Quando o Felício me fez o convite claro que o teria de aceitar, seria uma honra poder ajudá-lo a concretizar mais um dos sonhos do José. No entanto devo dizer que não encarei este convite como um desafio, inconscientemente encarei-o como uma simples missão de acompanhamento, qual seria a dificuldade de duas pessoas, num kayake, acompanhar um nadador durante 20kms ainda por cima a rebocar outro kayake? Se eu pudesse viajar para o passado e falar com o meu eu do passado dir-lhe-ia - Seu idiota, não tens a mínima noção do que irás passar.
Na manhã da prova, enquanto preparávamos os kayakes o primeiro contratempo, que mais uma vez, na altura, relativizei e não esperei que durante a prova se tornasse num problema tão grave. O nosso kayake, que era insuflável, só mantinha ar nas duas laterais, a base estava com uma fuga e não retinha o ar. Colocámos o kayake na água, com toda a carga que teríamos de transportar e entrámos nós. O kayake ficava mais submerso do que seria suposto, mas a água não chegava ao topo...estava bom para seguir! Às 11h começou a prova, com o apoio da família presente na partida, lá seguimos nós rumo a Cascais.

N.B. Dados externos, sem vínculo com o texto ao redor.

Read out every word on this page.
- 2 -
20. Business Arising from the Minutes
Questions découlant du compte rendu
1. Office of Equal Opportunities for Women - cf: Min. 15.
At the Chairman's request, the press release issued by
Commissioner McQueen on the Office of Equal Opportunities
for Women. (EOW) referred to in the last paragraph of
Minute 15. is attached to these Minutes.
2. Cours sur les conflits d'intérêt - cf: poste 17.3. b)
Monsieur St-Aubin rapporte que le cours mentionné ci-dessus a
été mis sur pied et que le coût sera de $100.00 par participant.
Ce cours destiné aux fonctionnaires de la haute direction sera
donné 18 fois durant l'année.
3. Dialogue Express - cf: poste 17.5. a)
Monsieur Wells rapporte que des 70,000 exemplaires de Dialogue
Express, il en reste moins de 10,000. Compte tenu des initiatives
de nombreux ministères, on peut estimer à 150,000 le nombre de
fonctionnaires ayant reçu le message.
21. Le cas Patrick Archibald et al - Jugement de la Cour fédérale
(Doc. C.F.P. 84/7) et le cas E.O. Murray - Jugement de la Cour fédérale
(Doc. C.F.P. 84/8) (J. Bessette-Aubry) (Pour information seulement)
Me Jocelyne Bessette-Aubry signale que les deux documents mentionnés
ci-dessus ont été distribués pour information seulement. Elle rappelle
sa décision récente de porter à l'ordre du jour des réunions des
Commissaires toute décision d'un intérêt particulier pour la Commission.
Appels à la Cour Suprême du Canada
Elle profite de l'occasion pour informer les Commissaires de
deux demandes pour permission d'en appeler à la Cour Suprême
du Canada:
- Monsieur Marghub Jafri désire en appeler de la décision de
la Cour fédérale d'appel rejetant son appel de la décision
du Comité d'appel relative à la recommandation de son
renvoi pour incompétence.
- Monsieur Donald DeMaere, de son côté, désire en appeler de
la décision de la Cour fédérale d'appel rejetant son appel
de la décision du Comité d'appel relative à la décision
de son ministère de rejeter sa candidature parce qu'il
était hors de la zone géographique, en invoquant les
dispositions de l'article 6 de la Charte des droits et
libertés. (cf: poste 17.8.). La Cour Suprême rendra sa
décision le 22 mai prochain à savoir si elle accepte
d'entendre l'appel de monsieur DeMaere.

Esta primeira fase da prova, ficou marcada pela boa disposição. Ao início alguma incerteza em relação às boias, no regulamento tinha lido que teríamos de dar o braço esquerdo às boias, mas durante a prova ninguém estava a respeitar as boias. Como éramos quase os últimos comecei a perceber as correntes e como ia no lugar da frente do kayake ajudei o Felício na orientação de modo a apanhar as melhores correntes e tentando fazer uma trajetória o mais a direito possível. Mesmo assim ainda confirmámos as boias com um elemento da organização, que nos disse que as boias eram só orientadoras, música para os meus ouvidos. A cada pequena baía que passávamos, como fizemos uma trajetória mais aberta, passávamos alguns nadadores. Claro que mais à frente voltávamos a ser passados mas nesses pequenos segmentos ganhávamos tempo aos restantes. E não fosse o Rui a dizer para sermos um pouco mais conservadores e eu teria traçado uma trajetória direta desde a Torre VTS de Algés até ao Forte de São Julião da Barra.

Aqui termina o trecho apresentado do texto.